Os princípios da política externa brasileira de manutenção de uma autonomia em relação aos Estados Unidos e de aproximação a outros países emergentes vêm cobrando seu preço, avaliam analistas. “Esse bater de cabeças em relação a vários assuntos internacionais relevantes aos Estados Unidos causam irritação em Washington”, afirma Christopher Chivvis, doutor em estudos internacionais avançados e diretor da Carnegie Endowment for International Peace, com sede na capital americana.

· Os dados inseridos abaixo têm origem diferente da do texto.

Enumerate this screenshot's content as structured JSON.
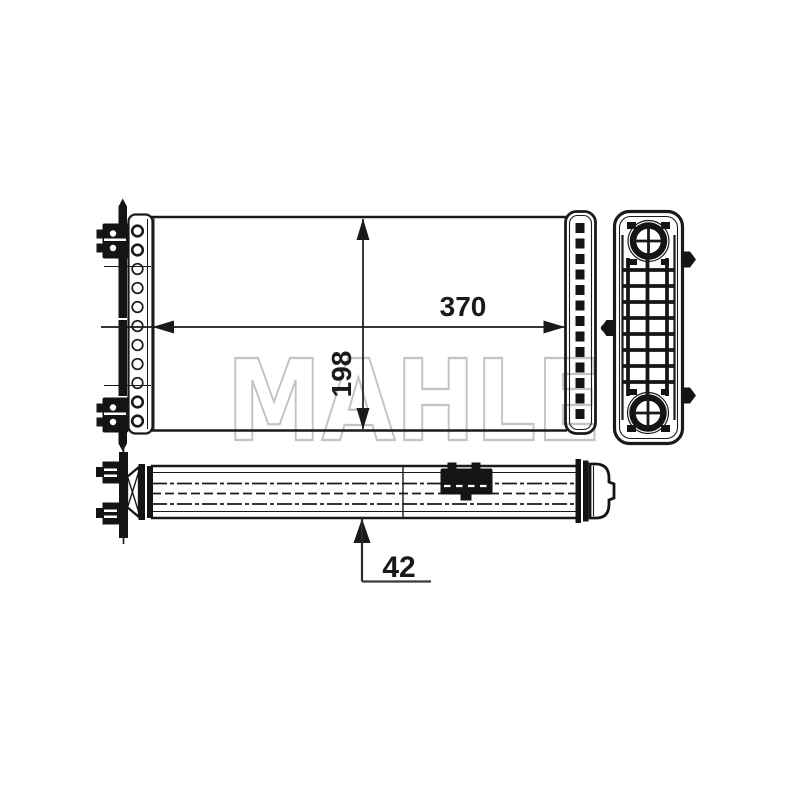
{
  "watermark": {
    "text": "MAHLE"
  },
  "dimensions": {
    "width_label": "370",
    "height_label": "198",
    "depth_label": "42"
  },
  "colors": {
    "line": "#1a1a1a",
    "fill_dark": "#141414",
    "watermark": "#c3c3c3",
    "background": "#ffffff"
  }
}
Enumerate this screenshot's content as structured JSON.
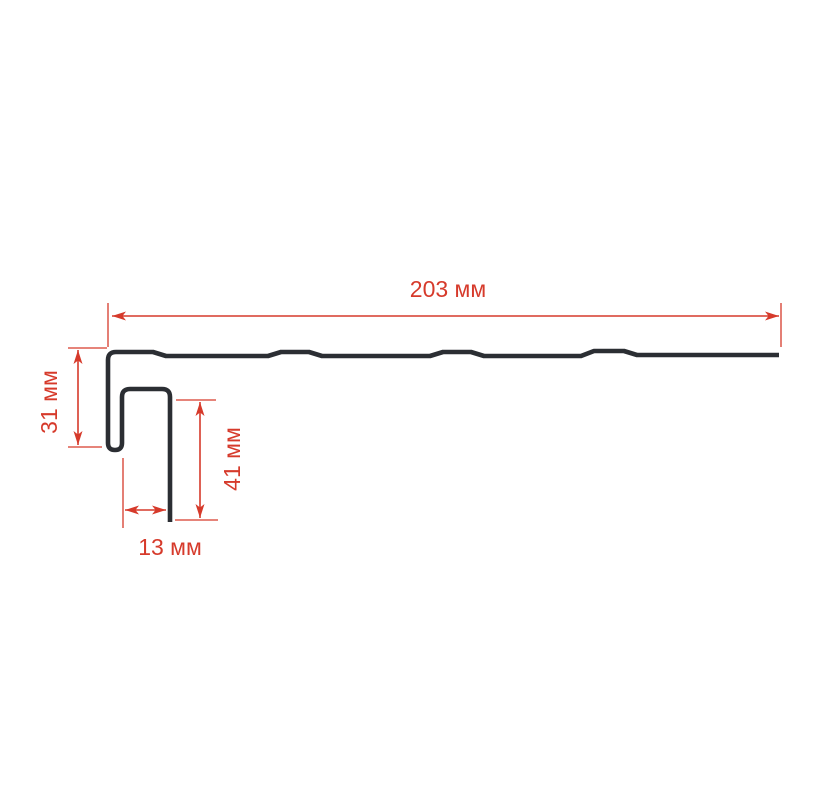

A aproximação do Brasil com a China, sua posição sobre as guerras na Ucrânia e em Gaza e encontros com russos empurram para segundo plano pontos que poderiam ser comuns entre os dois países, como a estabilidade regional, os problemas na Venezuela e o desmatamento, aponta Chivvis.
Esse desalinhamento não é novo. Em 2002, o Brasil presidia a Organização para a Proibição de Armas Químicas (Opaq), com José Maurício Bustani, quando inspetores foram autorizados a buscar esses armamentos no Iraque momentos antes da guerra no país, contrariando planos de Washington. Uma campanha americana tirou Bustani do cargo. Em 2020, um ano antes do previsto, Roberto Azevêdo deixou a direção da Organização Mundial do Comércio (OMC) em meio a críticas do então presidente Donald Trump.

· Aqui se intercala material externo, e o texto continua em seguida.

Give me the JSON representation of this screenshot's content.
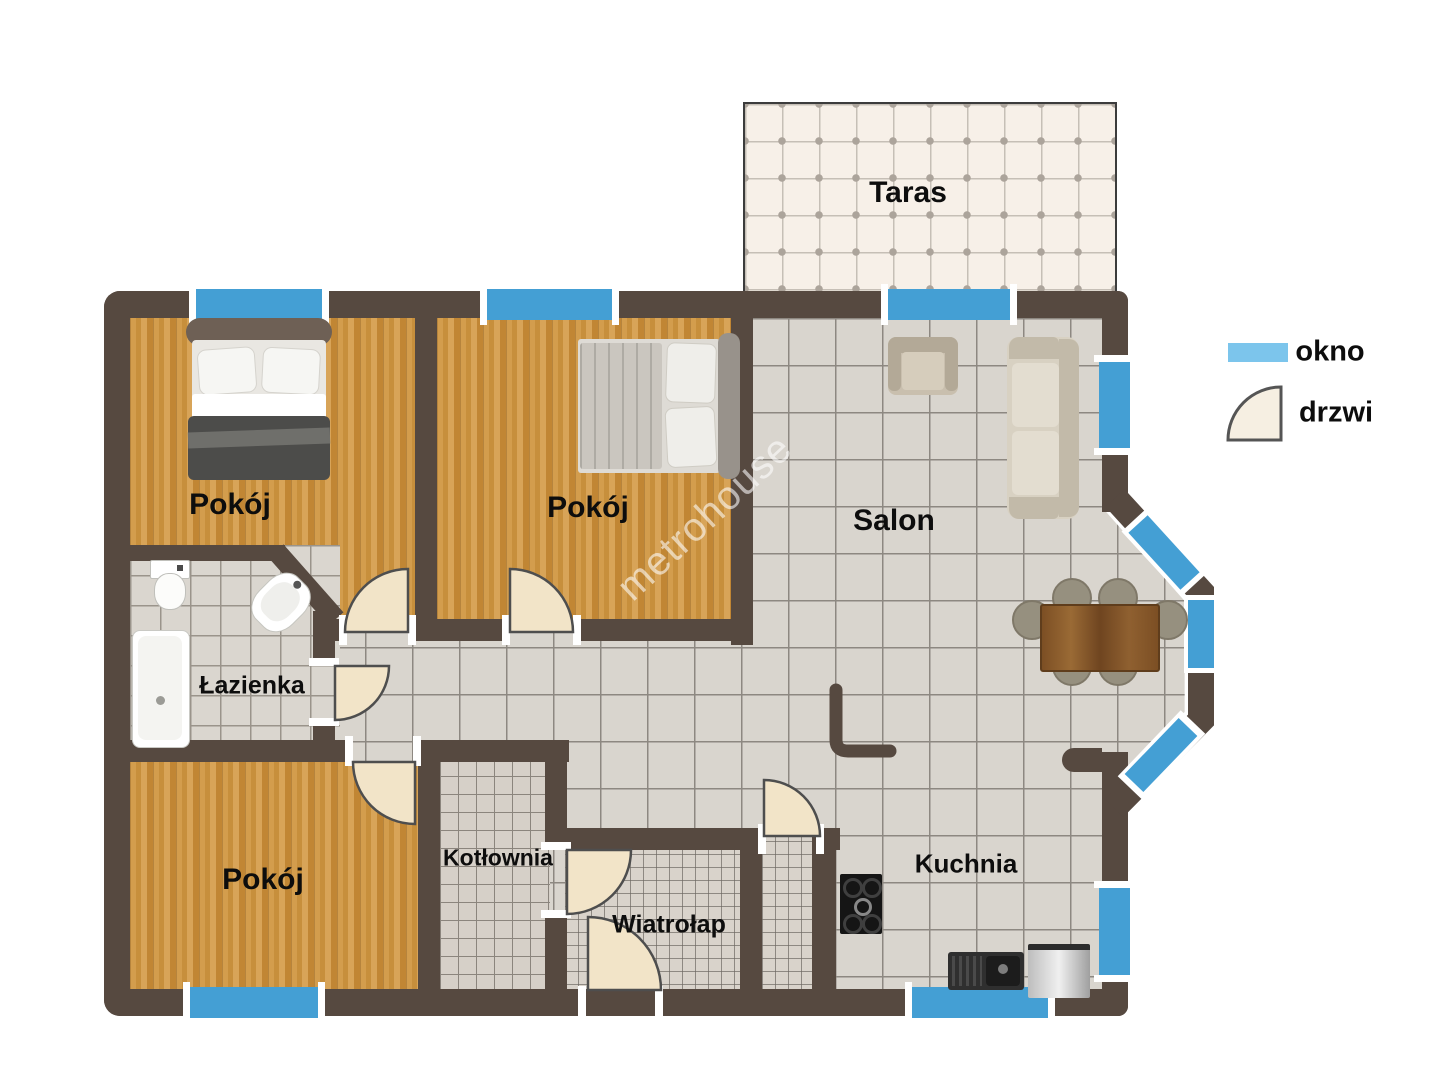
{
  "floorplan": {
    "watermark": "metrohouse",
    "rooms": {
      "taras": "Taras",
      "pokoj_top_left": "Pokój",
      "pokoj_top_middle": "Pokój",
      "salon": "Salon",
      "lazienka": "Łazienka",
      "pokoj_bottom_left": "Pokój",
      "kotlownia": "Kotłownia",
      "wiatrolap": "Wiatrołap",
      "kuchnia": "Kuchnia"
    },
    "legend": {
      "window": "okno",
      "door": "drzwi"
    },
    "colors": {
      "wall": "#564940",
      "window_blue": "#449fd4",
      "legend_window_blue": "#7cc5ec",
      "door_fill": "#f2e4c8",
      "wood_floor": "#cc9545",
      "tile_floor": "#d9d5ce",
      "terrace_tile": "#f7f0e8"
    }
  }
}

“Não sei se fomos de fato um grande incômodo aos EUA na OMC”, diz Rodrigo Cezar, professor de relações internacionais e coordenador do grupo de pesquisa Comércio Internacional e Sustentabilidade da Fundação Getulio Vargas (FGV). “Creio que nossas parcerias comerciais com China e Rússia, essas sim, são motivos de certo receio e desconfiança, gerando posicionamentos distintos e atritos nessas instituições”.

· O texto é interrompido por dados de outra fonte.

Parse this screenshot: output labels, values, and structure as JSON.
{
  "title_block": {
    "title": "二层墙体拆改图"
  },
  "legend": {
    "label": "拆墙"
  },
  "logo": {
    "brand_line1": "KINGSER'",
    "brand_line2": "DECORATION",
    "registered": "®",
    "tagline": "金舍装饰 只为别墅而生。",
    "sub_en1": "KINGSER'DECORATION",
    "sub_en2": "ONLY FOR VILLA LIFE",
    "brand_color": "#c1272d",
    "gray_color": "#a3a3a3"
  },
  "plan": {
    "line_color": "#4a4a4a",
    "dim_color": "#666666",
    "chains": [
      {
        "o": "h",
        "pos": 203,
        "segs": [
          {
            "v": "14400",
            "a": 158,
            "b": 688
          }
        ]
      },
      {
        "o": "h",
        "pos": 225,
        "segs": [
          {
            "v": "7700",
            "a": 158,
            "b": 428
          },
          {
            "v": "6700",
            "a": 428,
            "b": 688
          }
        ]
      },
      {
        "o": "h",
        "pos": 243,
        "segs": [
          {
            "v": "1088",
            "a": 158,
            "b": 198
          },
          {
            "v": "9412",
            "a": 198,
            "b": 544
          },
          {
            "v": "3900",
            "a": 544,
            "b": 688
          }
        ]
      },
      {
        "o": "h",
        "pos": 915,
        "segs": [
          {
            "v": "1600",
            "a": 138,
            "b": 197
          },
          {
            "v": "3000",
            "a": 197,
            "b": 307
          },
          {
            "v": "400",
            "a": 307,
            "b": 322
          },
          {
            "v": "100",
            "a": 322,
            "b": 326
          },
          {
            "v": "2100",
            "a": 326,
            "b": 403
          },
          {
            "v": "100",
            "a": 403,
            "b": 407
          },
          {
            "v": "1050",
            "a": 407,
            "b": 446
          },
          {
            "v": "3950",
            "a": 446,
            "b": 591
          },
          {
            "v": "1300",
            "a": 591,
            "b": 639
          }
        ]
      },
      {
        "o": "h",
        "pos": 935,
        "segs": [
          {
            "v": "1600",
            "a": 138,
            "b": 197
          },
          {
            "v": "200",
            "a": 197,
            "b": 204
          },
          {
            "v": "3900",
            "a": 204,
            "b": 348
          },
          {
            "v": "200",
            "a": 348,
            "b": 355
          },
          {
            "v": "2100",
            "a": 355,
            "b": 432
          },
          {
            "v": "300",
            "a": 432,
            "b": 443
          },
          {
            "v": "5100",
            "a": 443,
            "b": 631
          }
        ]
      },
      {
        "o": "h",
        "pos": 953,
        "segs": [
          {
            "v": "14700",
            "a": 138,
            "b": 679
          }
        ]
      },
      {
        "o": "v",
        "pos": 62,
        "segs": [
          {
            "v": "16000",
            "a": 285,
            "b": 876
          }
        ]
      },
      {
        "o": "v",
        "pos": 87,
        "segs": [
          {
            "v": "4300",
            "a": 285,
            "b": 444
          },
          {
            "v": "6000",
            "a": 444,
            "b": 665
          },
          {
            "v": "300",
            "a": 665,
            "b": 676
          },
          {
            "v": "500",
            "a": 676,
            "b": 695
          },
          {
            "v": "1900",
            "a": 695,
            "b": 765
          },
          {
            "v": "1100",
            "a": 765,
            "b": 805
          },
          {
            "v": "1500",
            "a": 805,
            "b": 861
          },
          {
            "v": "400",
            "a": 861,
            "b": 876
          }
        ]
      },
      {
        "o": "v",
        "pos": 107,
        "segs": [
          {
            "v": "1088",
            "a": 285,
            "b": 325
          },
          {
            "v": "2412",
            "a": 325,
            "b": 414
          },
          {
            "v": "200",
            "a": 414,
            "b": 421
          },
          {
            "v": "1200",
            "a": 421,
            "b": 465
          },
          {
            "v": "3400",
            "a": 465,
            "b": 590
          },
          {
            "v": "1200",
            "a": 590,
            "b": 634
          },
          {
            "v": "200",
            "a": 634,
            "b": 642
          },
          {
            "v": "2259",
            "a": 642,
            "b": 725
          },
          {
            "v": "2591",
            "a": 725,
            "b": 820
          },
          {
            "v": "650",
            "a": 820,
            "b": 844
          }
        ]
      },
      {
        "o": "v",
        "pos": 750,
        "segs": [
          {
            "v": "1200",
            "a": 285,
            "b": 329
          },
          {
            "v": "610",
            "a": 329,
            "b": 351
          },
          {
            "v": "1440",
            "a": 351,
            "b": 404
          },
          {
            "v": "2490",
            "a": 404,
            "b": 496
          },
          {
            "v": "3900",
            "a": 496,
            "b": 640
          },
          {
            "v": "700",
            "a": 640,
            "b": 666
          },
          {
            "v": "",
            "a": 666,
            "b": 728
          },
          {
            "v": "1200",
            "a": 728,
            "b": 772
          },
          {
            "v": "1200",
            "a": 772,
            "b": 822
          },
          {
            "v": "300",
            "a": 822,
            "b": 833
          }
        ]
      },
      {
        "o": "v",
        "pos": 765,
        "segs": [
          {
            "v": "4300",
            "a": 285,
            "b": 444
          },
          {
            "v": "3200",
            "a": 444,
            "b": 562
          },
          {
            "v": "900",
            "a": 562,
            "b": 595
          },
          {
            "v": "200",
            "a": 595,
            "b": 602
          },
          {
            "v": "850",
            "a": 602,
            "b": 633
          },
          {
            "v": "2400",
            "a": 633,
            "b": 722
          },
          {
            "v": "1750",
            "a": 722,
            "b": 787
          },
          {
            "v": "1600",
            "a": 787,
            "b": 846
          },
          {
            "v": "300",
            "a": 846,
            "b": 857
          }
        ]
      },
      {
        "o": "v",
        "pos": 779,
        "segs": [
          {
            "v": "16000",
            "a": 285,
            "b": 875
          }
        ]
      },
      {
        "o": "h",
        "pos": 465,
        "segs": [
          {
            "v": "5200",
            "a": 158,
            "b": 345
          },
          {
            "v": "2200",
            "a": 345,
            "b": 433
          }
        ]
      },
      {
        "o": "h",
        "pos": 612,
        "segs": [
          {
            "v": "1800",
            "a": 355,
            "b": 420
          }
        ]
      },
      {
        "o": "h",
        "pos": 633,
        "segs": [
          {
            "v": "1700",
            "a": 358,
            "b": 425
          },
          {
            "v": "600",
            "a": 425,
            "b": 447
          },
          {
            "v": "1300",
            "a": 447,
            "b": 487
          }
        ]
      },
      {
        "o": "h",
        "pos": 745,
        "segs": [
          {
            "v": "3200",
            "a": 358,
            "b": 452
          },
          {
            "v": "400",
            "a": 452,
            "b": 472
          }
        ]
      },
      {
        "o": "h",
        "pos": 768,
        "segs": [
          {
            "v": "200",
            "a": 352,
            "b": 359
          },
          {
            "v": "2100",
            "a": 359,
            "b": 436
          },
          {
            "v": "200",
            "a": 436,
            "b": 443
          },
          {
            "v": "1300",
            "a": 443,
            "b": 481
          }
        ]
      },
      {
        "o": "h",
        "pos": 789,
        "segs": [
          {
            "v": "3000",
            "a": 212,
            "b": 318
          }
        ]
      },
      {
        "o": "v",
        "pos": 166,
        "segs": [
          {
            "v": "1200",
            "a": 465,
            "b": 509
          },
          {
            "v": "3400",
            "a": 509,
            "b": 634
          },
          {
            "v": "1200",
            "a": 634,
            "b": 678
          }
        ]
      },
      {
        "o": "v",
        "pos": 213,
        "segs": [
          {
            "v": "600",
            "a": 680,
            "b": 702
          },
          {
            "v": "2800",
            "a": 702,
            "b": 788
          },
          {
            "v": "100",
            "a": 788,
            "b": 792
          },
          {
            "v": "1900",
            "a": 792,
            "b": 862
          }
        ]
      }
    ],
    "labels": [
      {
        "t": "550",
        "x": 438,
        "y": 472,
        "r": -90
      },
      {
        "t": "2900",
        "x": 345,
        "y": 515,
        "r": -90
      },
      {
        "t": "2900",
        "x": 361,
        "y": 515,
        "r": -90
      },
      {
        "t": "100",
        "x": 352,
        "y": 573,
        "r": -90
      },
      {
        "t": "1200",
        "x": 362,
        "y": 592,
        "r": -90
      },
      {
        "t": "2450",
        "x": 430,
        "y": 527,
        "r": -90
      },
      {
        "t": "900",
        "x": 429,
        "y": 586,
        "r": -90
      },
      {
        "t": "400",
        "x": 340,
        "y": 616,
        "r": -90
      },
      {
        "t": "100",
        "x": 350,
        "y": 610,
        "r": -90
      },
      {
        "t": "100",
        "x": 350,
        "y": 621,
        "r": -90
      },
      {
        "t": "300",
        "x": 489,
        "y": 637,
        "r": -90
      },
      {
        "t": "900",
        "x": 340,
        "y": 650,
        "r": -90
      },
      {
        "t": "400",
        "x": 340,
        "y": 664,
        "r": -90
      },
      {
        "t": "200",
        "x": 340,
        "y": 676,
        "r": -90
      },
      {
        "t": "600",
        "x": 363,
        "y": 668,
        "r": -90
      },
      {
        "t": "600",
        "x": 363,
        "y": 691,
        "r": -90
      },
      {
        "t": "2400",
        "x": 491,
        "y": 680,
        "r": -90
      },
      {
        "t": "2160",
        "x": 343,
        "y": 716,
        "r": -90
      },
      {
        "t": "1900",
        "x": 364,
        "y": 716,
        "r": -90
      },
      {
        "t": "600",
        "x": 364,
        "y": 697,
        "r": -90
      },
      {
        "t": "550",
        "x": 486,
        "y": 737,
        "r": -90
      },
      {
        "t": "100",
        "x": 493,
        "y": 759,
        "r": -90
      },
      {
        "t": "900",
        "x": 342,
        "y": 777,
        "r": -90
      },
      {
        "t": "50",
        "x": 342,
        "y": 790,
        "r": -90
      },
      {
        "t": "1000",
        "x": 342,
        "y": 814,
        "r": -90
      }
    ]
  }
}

Hoje, o Brasil ocupa cadeiras em instituições como o Banco Interamericano de Desenvolvimento (BID), presidido por Ilan Goldfajn, e o Banco de Desenvolvimento do Brics, comandado pela ex-presidente Dilma Rousseff, que em 2015 esteve em um dos atritos diplomáticos mais lembrados entre os dois países, o da espionagem dos telefones governamentais brasileiros pela NSA, a agência americana de segurança nacional.
Até novembro, o Brasil também preside o G20, grupo de ministros da área de finanças e chefes de bancos centrais das 19 maiores economias do mundo – no cargo está o presidente Lula. Nesse período, o país sediará mais de cem reuniões e conferências em que terá voz para influenciar mudanças em organismos como a ONU e o Fundo Monetário Internacional (FMI).
Nossas parcerias com China e Rússia são motivos de certo receio”
— Rodrigo Cezar
“Um crescente número de experts em Washington acredita que seria do interesse dos EUA algum tipo de reforma no Conselho de Segurança da ONU. Mas países como o Brasil precisam desenvolver planos concretos e realistas de como avançar essas reformas”, afirma Chivvis, que não crê no poder de “varinha mágica” americana de criar assentos no conselho, já que os cinco membros permanentes teriam de olhar também para Alemanha e Índia, dois países que compartilhariam da mesma legitimidade geopolítica do Brasil.
Entre os pontos para a desconfiança dos americanos estão episódios que ocorreram no início do terceiro mandato de Lula, como o envio de uma delegação secreta à Venezuela, a recusa do presidente em assinar a declaração conjunta na ONU denunciando ações de crimes contra a humanidade do governo da Nicarágua, a permissão para que navios de guerra do Irã atracassem no Brasil, apesar da pressão da diplomacia dos EUA, e a recusa no envio de armas para a Ucrânia na guerra contra a Rússia.
“A relação entre os dois países, que na visão do presidente [americano Joe] Biden poderia ficar mais calorosa, rapidamente esfriou. A Venezuela, por exemplo, é um dos grandes problemas regionais para os EUA, dado o grande número de imigrantes do país. O Brasil, poderia ter um papel mais construtivo neste caso”, avalia Chivvis.
Assim, a força do Brasil na geopolítica mundial estaria enfraquecida, posição que não tende a mudar independente de quem vença as eleições americana, afirma Cezar. “Este é o padrão atual da política externa brasileira”.